Les armes sous contrôle

Le professeur Keith Krause s'exprime sur la prolifération des armes dans le monde.

Keith Krause

On estime leur nombre à 875 millions dans le monde. Les armes à feu sont partout. Elles tuent chaque année entre 200 000 et 300 000 personnes. «Un fardeau mondial», selon le Small Arms Survey.

Le Small Arms Survey est un centre de recherche indépendant mis en place à Genève par l’Institut de hautes études internationales et du développement (IHEID). Le point avec son directeur, Keith Krause, également professeur de relations internationales à l'Institut.

Le Temps: Le Traité sur le commerce des armes (TCA) a finalement été adopté le mois dernier par l’Assemblée générale de l’ONU. Change-t-il fondamentalement la donne, comme certains l’ont dit? Y aura-t-il un avant et un après-TCA?
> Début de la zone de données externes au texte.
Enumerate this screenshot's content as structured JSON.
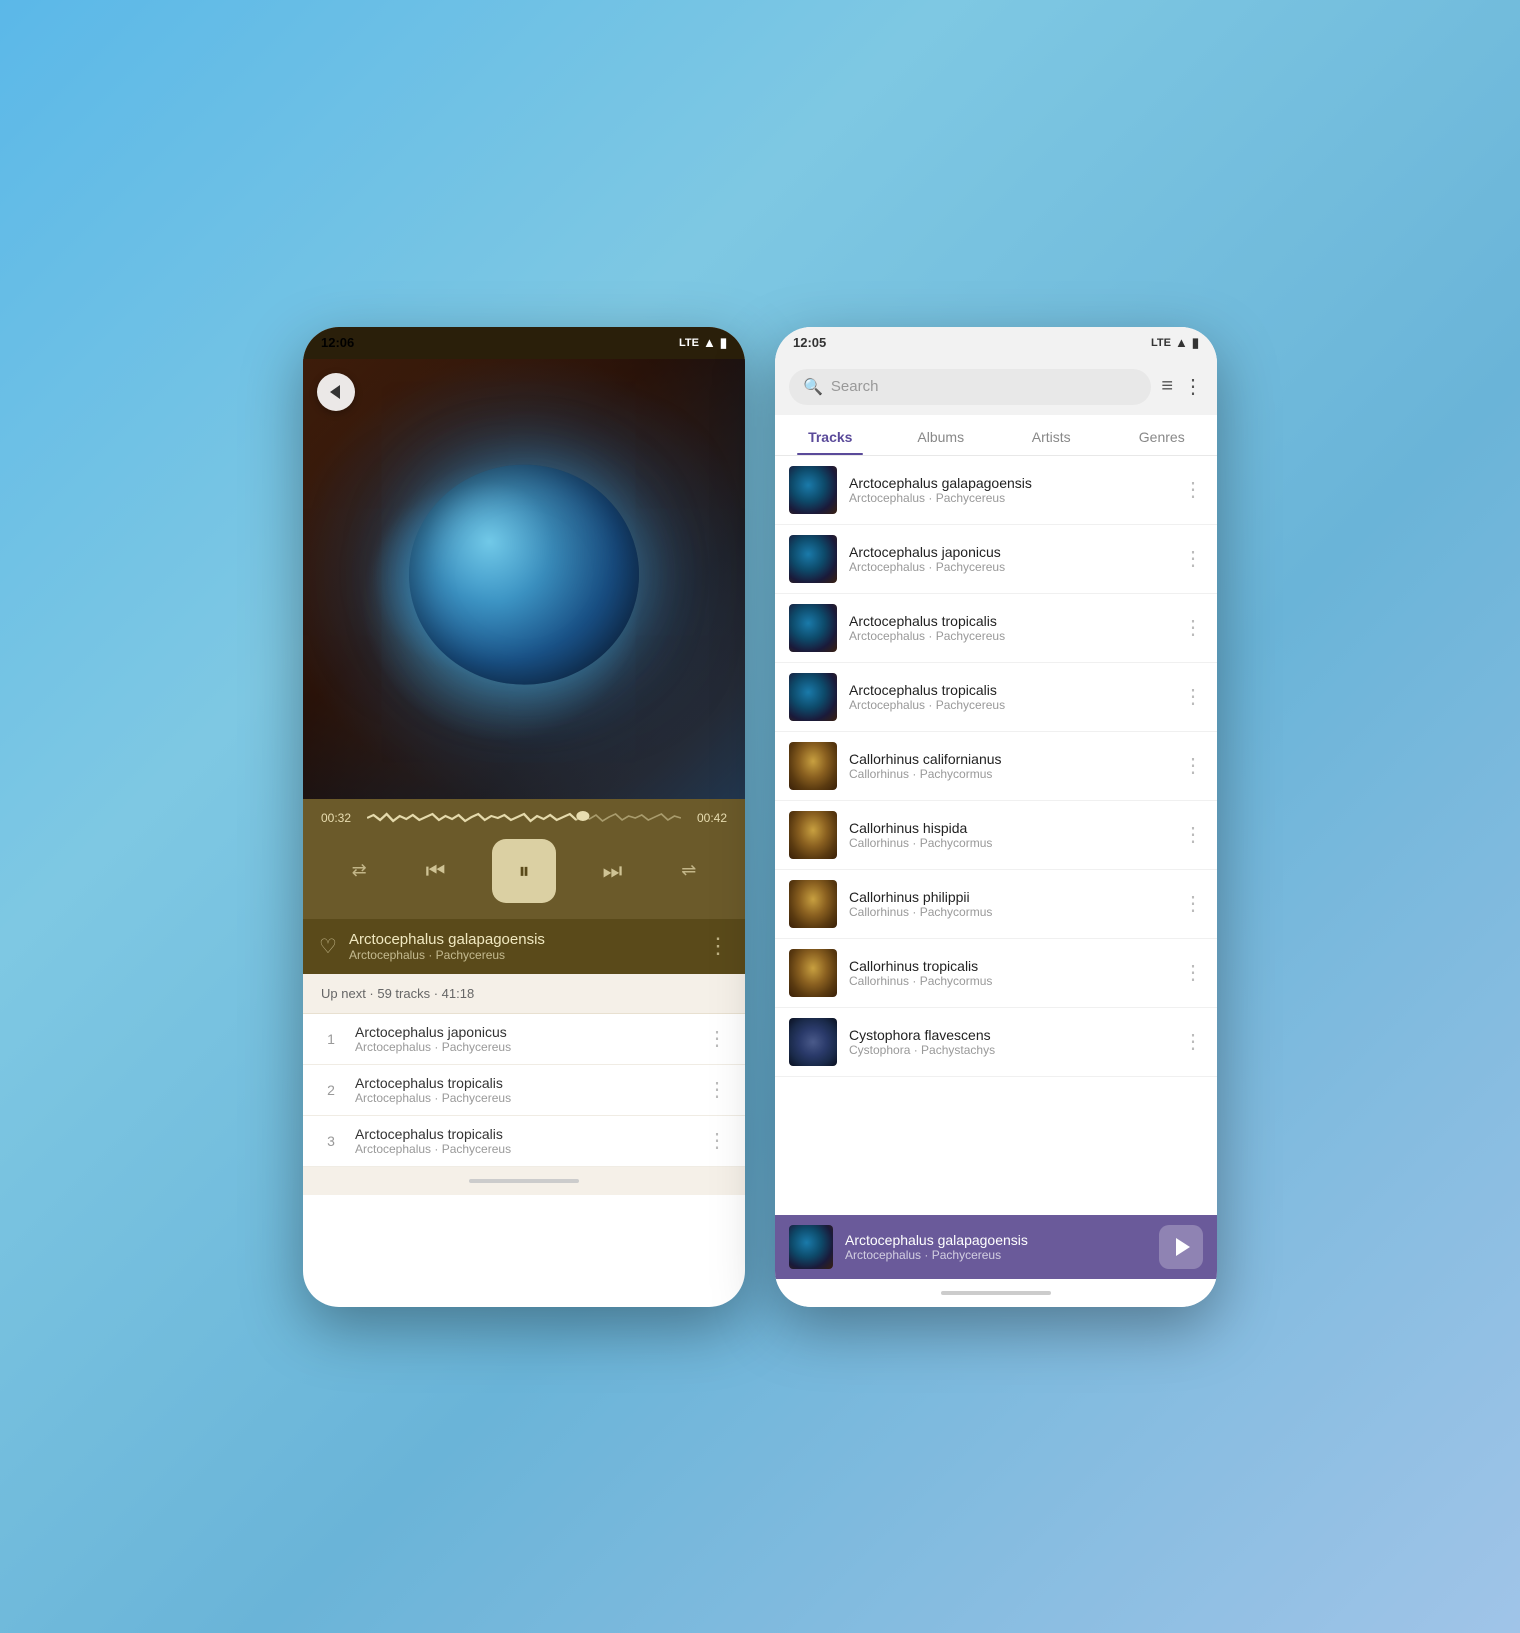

Keith Krause: Il y aura certes un «après-TCA», mais cela ne sera pas visible avant quelques années. Il faudra trois à cinq ans pour que le traité entre en vigueur dans un nombre réduit d’Etats. Mais progressivement, il sera aussi assimilé plus largement car la pression générale va s’accroître et forcer tous les Etats à justifier leur comportement en matière de transfert d’armes. Notez que tout cela s’inscrit dans un processus à très long terme, puisque les premières discussions à ce sujet ont eu lieu à Genève, sous l’égide de la Société des nations, dans les années… 1920. Le traité va mettre en place un cadre légal, dans lequel on pourra discuter de la politique des autres Etats. C’est un formidable outil pour harmoniser les pratiques et, à long terme, pour avoir un réel impact. Les armes légères et de petit calibre ne forment qu’une petite partie de l’ensemble des armes conventionnelles concerné par le traité, qui comprend aussi les chars de combat, les avions, etc. Mais c’est la part la plus importante actuellement. Alors que les armes lourdes s’échangent essentiellement entre les Etats occidentaux, les petites armes vont du Nord vers le Sud. Désormais, chaque Etat devra réfléchir non seulement au destinataire des armes, mais aussi aux retransferts vers d’autres pays. En cas de fin de conflit, par exemple, il s’agira de savoir qui stockera les armes, à qui elles pourraient éventuellement être revendues, ou qui se chargera de les détruire…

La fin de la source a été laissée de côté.